Il progetto nasce dall’analisi condotta nell’ambito del Piano Generale del Traffico Urbano, il cosiddetto PGTU, che ha individuato nel tratto Matteotti-Buozzi una delle principali criticità della mobilità cittadina. Si tratta di un’arteria fondamentale, che collega il comparto nord orientale della città con l’astigiano, percorsa quotidianamente da un flusso intenso di veicoli che spesso genera code, rallentamenti e situazioni di disagio per automobilisti e residenti. Il Sindaco Alessandro Sicchiero ha illustrato con chiarezza le motivazioni che hanno spinto l’amministrazione ad agire in questa direzione.

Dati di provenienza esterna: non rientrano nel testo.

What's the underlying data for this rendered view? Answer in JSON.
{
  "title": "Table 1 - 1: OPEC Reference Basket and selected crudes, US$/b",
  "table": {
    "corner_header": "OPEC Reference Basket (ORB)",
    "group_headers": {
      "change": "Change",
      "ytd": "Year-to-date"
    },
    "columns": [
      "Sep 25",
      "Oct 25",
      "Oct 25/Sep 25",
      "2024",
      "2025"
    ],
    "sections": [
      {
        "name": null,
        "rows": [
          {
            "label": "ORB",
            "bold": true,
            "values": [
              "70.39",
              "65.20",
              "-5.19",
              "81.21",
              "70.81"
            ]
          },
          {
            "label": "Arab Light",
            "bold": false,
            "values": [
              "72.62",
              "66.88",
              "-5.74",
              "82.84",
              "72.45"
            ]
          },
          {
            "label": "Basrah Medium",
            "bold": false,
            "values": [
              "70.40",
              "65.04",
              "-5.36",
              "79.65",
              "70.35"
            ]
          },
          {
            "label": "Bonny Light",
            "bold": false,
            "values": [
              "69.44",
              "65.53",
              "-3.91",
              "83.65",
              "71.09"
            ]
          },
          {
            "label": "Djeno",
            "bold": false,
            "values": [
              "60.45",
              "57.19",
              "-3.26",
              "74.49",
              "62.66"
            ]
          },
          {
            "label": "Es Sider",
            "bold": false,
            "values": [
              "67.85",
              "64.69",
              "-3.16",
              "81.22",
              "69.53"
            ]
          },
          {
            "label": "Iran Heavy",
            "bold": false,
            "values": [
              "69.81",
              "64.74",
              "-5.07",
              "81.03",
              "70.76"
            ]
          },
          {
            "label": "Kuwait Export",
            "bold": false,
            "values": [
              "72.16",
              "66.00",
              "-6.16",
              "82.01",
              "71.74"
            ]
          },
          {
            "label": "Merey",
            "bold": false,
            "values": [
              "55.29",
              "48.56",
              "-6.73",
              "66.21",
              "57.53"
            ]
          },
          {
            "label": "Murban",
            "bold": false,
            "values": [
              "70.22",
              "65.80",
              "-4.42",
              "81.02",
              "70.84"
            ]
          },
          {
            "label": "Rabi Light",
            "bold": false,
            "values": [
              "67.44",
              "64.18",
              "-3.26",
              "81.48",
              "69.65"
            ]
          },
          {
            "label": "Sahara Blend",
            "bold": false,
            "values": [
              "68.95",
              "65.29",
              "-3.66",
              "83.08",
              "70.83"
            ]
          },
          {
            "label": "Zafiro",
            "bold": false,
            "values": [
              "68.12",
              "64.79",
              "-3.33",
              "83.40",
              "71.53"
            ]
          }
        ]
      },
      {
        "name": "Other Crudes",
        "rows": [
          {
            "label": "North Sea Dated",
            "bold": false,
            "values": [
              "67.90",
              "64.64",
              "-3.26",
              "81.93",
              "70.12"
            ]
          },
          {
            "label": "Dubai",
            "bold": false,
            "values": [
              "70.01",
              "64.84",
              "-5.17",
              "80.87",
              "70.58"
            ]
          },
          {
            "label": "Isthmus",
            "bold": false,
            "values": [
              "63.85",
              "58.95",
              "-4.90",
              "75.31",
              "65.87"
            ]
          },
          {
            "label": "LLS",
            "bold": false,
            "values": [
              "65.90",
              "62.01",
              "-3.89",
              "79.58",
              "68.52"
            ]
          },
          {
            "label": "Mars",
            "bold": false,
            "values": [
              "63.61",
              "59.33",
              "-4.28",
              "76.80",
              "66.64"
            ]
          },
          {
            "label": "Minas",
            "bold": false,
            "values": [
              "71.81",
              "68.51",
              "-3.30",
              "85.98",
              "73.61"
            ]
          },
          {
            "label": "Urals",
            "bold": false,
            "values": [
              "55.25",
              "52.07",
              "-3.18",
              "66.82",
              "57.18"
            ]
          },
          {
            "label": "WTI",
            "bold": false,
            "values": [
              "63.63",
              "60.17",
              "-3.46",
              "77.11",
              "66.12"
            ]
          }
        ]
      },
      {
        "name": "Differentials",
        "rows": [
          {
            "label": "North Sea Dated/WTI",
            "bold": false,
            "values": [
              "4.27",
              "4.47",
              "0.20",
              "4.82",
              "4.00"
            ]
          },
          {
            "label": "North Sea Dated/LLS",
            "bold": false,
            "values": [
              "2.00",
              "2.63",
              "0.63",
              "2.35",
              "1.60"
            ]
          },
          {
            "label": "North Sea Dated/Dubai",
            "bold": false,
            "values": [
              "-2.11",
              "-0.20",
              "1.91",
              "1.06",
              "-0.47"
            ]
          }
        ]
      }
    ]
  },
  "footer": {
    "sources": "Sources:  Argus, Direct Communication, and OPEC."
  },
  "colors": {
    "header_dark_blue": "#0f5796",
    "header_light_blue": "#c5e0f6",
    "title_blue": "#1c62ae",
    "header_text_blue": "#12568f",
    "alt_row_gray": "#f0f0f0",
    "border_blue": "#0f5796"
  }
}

I problemi legati a questo asse viario non riguardano soltanto i tempi di percorrenza, ma hanno ricadute concrete sulla qualità della vita di chi abita nelle zone circostanti. L’inquinamento atmosferico e acustico, accentuato dalla presenza dei nodi semaforici, si ripercuote negativamente su un’ampia porzione del tessuto urbano, coinvolgendo strade come via Bogino, via Vittorio Emanuele II, viale Fasano e il crocevia del Murè. Una situazione che l’amministrazione non poteva più ignorare e che ha richiesto un intervento strutturato e tecnologicamente avanzato.
Il progetto prevede l’installazione dei nuovi semafori intelligenti in punti strategici di entrambi i corsi. Su Corso Matteotti, gli interventi riguarderanno le intersezioni con via Garibaldi, via Buttigliera e via Bogino, mentre su Corso Buozzi saranno coinvolte le intersezioni con Strada Valle Pasano, via Fratelli Giordano e il relativo innesto con via Fiume. Una rete capillare di impianti che lavorerà in sinergia per ottimizzare la circolazione sull’intero asse viario, con benefici che si estenderanno anche alle strade limitrofe.
Il cuore di questo intervento è la tecnologia “dinamica” che caratterizza i nuovi impianti semaforici. A differenza dei tradizionali semafori a ciclo fisso, questi dispositivi saranno in grado di adattarsi in tempo reale alle condizioni del traffico, modulando autonomamente la durata delle fasi verde, giallo e rosso in base ai dati raccolti dai sensori. Potranno inoltre comunicare tra loro, creando una rete coordinata capace di gestire i flussi veicolari in maniera integrata e intelligente, riducendo i tempi di attesa e migliorando la fluidità della circolazione.
L’impatto atteso di questa innovazione è significativo non solo per chi percorre abitualmente Corso Matteotti e Corso Buozzi, ma per l’intera mobilità urbana. Uno dei problemi più insidiosi che l’amministrazione intende affrontare è il cosiddetto traffico di mero attraversamento, ovvero quello generato da veicoli che utilizzano le strade cittadine semplicemente come scorciatoia, contribuendo alla congestione senza alcun reale legame con il territorio. Grazie alla maggiore efficienza del tratto principale, ci si aspetta una riduzione di questo fenomeno e un conseguente alleggerimento del carico sulle vie secondarie.
Parallelamente al progetto dei semafori intelligenti, la Giunta ha anche approvato un aggiornamento al PGTU che riguarda via Don Gnocchi, nel cosiddetto Comparto Est. Nel 2023 era stata disposta l’inversione del senso di circolazione in quella strada, una misura pensata per tutelare la sicurezza di studenti e pedoni, ma che nel tempo ha creato difficoltà di accesso ai residenti. Raccogliendo le loro segnalazioni, l’amministrazione ha deciso di introdurre un correttivo: il divieto di transito per i non residenti, mantenendo però il doppio senso alternato con precedenza verso Corso Matteotti per chi abita nella zona. Un esempio concreto di come l’ascolto dei cittadini possa tradursi in scelte amministrative più equilibrate e condivise.